Orlando International Airport's much vaunted south terminal could be sidelined and development and airport staff let go under the worst case scenario of another economic recession in the area.
"I think about it every day," Phil Brown, executive director of the Greater Orlando Aviation Authority, told GrowthSpotter on Tuesday.
The comments came after Brown attended an airline industry conference in Orlando that included a session on the next economic downturn.
Panelists, who did not include Brown but did feature Tampa International Airport finance vice president Damian Brooke, were leery about the economy and also still stung by the last recession.
Tampa International, for instance, has spent the last few years "completely reconfiguring how we look at capital budgets," Brooke said.
Brown said Orlando International Airport, because it is such an international port and because recessions tend to occur globally, is looking at conditions both here and abroad. This is especially true in Latin America, given a prolonged recession and political instability in Brazil.
"We're watching the airlines that carry most of that traffic," he said. "We do see some retrenching."
Orlando International is also taking a very cautious approach to the building of its south terminal, a more than $200 million project that will add 16 to 24 gates, a train docking station and an automated system for taking passengers to terminals.
If a "worst case scenario" downturn occurs, "the program stops in terms of expansion," Brown said.
And if this happens, thousands in the construction industry suffer, as do staffers like those who clean the airport and give people directions because there are fewer travelers, so less workers are necessary.
In regard to the south terminal, the airport is protected to a large degree because it is using as its construction method a variation of the construction-manager-at-risk approach.
"We will not proceed with the next part of the project if things are slowing down,'' Brown said.
In a construction-at-risk scenario the construction manager, while guaranteeing to deliver the project at a maximum price, generally has the right to keep working, and be paid.
Orlando International Airport is not being hard nosed, but pragmatic.
Last year it flew a record 38.8 million passengers.
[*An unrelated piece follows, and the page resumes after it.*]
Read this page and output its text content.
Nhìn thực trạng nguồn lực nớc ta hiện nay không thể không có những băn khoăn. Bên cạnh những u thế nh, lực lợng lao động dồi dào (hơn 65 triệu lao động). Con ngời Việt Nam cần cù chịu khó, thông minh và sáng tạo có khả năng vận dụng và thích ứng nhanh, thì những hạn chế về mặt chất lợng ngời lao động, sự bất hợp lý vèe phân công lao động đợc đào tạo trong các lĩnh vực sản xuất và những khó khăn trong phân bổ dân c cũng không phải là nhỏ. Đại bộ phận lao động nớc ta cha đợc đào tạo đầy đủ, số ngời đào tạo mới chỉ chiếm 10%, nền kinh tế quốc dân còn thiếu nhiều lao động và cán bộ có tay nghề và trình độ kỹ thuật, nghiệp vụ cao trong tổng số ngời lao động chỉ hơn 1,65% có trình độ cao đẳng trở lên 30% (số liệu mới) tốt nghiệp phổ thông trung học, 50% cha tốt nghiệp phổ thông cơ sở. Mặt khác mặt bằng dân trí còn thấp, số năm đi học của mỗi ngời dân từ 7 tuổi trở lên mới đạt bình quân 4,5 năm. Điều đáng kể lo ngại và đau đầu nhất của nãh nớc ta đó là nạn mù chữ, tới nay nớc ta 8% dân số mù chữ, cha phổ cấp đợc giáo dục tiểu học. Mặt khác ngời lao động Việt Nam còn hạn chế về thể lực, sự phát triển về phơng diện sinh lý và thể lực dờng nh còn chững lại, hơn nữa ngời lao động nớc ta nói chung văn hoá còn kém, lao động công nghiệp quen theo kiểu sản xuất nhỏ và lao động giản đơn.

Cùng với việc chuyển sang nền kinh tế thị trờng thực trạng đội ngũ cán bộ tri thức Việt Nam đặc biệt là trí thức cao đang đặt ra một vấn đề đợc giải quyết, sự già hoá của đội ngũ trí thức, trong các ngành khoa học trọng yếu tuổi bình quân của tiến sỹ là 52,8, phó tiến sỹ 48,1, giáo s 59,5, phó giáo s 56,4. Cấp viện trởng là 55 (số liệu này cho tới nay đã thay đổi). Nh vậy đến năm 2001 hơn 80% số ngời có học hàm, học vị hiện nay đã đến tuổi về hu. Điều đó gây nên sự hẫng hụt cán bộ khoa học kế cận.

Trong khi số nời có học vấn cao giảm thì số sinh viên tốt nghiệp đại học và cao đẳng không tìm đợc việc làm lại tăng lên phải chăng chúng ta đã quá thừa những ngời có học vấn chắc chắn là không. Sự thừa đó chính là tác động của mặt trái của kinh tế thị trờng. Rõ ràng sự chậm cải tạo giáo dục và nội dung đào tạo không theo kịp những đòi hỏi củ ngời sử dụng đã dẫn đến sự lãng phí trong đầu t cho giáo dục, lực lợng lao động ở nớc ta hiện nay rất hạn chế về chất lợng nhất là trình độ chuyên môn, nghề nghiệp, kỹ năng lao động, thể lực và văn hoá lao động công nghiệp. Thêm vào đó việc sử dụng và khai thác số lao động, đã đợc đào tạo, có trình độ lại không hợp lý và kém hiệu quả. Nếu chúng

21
In 2008, during the depths of the recession, it carried 5.1 million less.
That is considerably less commerce and business for Orlando, where construction is a significant part of the economic fabric. Consumer spending makes up the lion's share of gross domestic product, at 70 percent.
The rest is spent on things like building and capital projects, which account for billions of dollars and thousands of jobs. The corollary is that a down economy turns off the spigot of people who move here, and the spending they do.
"We're just now bottoming out," said John Schubert, senior director of finance at Tucson International Airport.
That may not hold Tucson in good stead, considering the current expansion has held up 82 months, while the average recovery lasts only 52.
"Is it time to worry?" asked panelist Sharon Sarmiento of Unison Consulting.